Not sure if I can follow your statement as long as you don't mention a reference point. When parallaxing, you start (more or less) in the middle of a system where it's unknown at first if the bodies you are looking for are behind, front, left or right of your ship (the reference point). For some bodies you will have to move a considerable distance to see the effect that you get from parallaxing. While in the FSS the only ship movement that is required is when your object is hidden by another object (usually the main star). Other than that is the whole system projected and unrolled to a single 2D map.
Or in other words, while you can target a body in the FSS you'll see that target then in SC as well but in most cases you will have to turn your ship into this direction. In the FSS itself the terms up, down, front or left are meaningless. Not so in SC.
Not sure if my words make any sense to you, as that even wouldn't be quite easy to describe in German.
When it comes to zooming, I often stay on a sub-level and move my pointer from there. As an example, all moons from a gas giant where you often get a whole bunch on the same level and so close to each other that zooming out wouldn't make much sense. Follow the arrows instead. In short: It's not always like moving on the top level, pick one single object, then move out and move on.

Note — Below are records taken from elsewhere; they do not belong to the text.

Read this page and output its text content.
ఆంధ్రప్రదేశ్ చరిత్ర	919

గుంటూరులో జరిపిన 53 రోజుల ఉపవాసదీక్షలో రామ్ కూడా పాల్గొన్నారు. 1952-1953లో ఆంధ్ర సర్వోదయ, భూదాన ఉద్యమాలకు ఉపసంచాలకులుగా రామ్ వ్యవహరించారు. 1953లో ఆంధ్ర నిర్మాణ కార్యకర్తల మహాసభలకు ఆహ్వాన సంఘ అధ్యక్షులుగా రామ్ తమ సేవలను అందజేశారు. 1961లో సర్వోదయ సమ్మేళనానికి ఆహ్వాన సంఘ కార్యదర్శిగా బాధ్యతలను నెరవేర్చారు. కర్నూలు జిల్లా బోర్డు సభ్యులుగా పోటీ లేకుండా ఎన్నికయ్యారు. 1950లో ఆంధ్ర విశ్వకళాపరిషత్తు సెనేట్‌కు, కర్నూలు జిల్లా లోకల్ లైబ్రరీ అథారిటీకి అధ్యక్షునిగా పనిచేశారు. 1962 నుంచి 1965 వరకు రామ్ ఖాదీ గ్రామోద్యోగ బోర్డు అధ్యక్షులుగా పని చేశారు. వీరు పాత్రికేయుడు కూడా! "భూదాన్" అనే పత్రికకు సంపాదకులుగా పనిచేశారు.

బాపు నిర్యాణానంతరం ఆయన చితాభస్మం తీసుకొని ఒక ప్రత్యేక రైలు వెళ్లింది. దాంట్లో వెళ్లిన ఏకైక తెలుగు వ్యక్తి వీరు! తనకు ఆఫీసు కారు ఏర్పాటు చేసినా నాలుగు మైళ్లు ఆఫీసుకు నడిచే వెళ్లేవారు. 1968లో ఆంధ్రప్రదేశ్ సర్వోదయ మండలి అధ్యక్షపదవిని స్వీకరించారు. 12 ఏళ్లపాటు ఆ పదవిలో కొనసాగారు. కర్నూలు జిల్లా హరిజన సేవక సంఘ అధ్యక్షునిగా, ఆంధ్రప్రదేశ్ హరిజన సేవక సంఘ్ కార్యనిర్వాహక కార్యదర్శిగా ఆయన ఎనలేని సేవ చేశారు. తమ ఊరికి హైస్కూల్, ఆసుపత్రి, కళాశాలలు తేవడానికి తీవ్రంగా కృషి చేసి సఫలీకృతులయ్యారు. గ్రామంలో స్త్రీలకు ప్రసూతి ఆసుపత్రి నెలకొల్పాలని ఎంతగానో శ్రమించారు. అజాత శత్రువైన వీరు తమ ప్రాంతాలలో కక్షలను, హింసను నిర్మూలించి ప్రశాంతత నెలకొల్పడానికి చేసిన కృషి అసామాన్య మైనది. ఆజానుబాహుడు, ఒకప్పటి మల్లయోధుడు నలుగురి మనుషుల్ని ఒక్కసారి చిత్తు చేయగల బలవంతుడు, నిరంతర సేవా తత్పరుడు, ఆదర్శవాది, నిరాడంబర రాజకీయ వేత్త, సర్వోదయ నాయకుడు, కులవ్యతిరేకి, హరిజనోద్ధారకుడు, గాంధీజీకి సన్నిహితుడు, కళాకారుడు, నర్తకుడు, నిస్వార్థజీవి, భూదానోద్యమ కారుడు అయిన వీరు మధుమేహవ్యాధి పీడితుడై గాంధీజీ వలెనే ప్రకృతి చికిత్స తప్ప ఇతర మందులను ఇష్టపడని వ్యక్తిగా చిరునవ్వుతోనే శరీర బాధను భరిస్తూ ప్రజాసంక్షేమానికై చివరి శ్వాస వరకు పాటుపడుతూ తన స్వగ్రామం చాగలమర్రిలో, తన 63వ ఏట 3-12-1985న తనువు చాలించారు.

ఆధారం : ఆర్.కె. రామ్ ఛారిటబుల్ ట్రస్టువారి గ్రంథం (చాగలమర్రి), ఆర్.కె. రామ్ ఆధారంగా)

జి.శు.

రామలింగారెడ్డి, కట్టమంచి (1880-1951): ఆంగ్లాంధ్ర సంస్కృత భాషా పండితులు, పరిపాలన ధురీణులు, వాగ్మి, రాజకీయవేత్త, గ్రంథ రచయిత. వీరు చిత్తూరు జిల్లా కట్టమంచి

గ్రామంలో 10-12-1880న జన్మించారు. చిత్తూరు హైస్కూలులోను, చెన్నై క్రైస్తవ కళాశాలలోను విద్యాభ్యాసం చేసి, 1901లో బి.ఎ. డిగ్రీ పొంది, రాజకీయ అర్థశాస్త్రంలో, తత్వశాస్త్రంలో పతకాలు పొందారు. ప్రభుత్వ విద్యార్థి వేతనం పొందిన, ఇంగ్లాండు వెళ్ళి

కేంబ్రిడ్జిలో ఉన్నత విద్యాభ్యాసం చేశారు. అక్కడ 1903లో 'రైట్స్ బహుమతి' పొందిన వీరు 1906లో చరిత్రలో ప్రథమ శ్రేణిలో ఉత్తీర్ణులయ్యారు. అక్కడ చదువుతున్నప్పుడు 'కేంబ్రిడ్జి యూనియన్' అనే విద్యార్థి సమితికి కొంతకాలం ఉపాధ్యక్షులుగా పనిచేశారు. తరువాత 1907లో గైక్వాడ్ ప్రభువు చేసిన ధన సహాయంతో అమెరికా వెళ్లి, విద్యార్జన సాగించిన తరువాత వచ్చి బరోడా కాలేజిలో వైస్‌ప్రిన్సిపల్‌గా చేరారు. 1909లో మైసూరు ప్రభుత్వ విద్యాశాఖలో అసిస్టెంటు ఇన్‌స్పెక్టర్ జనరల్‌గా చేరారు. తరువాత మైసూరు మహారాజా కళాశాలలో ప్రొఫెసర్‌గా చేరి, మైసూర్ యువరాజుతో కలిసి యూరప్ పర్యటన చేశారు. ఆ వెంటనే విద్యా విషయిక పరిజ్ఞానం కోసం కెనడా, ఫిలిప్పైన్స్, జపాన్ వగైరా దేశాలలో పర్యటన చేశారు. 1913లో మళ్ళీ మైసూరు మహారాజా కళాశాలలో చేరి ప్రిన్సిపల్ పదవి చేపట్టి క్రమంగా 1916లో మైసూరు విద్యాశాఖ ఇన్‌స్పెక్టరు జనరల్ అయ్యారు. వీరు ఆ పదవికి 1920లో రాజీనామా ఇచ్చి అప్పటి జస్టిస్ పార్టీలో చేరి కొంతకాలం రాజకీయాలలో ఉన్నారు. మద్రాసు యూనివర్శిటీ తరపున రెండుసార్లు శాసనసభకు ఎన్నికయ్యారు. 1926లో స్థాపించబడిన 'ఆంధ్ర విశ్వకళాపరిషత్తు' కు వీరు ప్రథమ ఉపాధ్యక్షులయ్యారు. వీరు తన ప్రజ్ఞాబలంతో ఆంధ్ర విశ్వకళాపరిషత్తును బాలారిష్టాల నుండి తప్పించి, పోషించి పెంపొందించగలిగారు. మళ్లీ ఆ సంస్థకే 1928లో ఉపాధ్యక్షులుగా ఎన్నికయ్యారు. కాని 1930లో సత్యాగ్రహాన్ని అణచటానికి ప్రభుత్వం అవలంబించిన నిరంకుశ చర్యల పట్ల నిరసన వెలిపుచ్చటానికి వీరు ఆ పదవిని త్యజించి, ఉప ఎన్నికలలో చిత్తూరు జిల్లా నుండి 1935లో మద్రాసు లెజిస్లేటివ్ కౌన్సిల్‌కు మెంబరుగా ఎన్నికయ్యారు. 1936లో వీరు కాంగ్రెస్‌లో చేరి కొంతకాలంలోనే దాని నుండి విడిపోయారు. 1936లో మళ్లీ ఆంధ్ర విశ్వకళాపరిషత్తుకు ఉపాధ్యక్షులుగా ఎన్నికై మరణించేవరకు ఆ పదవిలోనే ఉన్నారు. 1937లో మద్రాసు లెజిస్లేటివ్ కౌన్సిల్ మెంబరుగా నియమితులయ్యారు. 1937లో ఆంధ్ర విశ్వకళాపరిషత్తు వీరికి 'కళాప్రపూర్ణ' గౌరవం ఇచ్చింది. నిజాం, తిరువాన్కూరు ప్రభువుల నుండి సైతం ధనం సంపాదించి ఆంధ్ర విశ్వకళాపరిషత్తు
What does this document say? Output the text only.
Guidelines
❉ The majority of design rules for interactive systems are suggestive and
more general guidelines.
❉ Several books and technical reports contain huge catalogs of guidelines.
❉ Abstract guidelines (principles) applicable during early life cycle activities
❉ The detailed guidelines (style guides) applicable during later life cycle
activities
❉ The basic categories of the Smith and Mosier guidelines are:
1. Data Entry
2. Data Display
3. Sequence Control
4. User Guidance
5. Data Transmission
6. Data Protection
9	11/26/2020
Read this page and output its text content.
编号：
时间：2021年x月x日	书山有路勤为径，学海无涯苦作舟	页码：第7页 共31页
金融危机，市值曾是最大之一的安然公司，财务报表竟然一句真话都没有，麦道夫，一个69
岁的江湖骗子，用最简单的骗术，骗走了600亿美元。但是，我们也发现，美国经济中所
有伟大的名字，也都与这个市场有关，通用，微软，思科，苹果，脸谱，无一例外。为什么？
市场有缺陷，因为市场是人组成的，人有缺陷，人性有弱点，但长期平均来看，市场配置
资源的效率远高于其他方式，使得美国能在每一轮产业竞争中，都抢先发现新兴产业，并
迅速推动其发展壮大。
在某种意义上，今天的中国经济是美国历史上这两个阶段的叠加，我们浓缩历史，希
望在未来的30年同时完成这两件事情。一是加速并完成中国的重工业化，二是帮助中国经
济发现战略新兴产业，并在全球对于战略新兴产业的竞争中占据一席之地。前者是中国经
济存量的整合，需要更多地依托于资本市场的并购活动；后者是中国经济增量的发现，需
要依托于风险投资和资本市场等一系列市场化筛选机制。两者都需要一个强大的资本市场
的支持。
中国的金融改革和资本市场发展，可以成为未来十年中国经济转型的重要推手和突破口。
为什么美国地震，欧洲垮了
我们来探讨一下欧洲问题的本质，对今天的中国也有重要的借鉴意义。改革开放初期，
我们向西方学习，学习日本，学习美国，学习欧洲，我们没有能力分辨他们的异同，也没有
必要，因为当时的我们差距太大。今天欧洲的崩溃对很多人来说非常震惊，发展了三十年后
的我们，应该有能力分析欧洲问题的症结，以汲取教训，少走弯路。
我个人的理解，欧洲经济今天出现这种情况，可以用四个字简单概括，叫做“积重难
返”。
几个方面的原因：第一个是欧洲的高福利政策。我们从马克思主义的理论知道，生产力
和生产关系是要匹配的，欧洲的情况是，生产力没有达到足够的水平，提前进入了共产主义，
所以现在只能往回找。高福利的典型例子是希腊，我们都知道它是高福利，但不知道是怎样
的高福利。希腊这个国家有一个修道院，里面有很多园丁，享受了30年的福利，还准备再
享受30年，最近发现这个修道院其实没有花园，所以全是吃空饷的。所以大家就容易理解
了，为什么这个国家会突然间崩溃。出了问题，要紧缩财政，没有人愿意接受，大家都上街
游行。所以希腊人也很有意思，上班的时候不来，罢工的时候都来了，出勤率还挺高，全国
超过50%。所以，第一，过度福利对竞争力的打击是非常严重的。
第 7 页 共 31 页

So the way I'm using the FSS I'm effectively moving the pointer in lower levels as well. I have no idea about the situation in VR and if it's basically the same or not.
Isn’t your ship the reference point for both views?
It’s the same spherical space around the ship just with different renderings.
In the FSS case, the ship disappears but you are effectively in the same location as it.
If you fly somewhere in SC and then open the FSS, you current location is the viewpoint from where your ship now is.
The controls are different, but panning left is effectively the same as yawing left in terms of the view.
I get that you’d stay want to zoomed to resolve a planetary system and its moons.
The suggestion is that the zoomed camera effectively stays pointing towards the zoomed area even if your ship is still moving - basically it becomes a tracking camera that maintains its direction, allowing you to do the panning at that level without the parallax motion being amplified.
Kind of hard to describe but it would certainly not be disorienting at a distance.
Closer up might be more interesting but that’s where still having ship control to slow down would help us out.
I definitely think it’s doable, our drone camera implementations in VBS do similar things.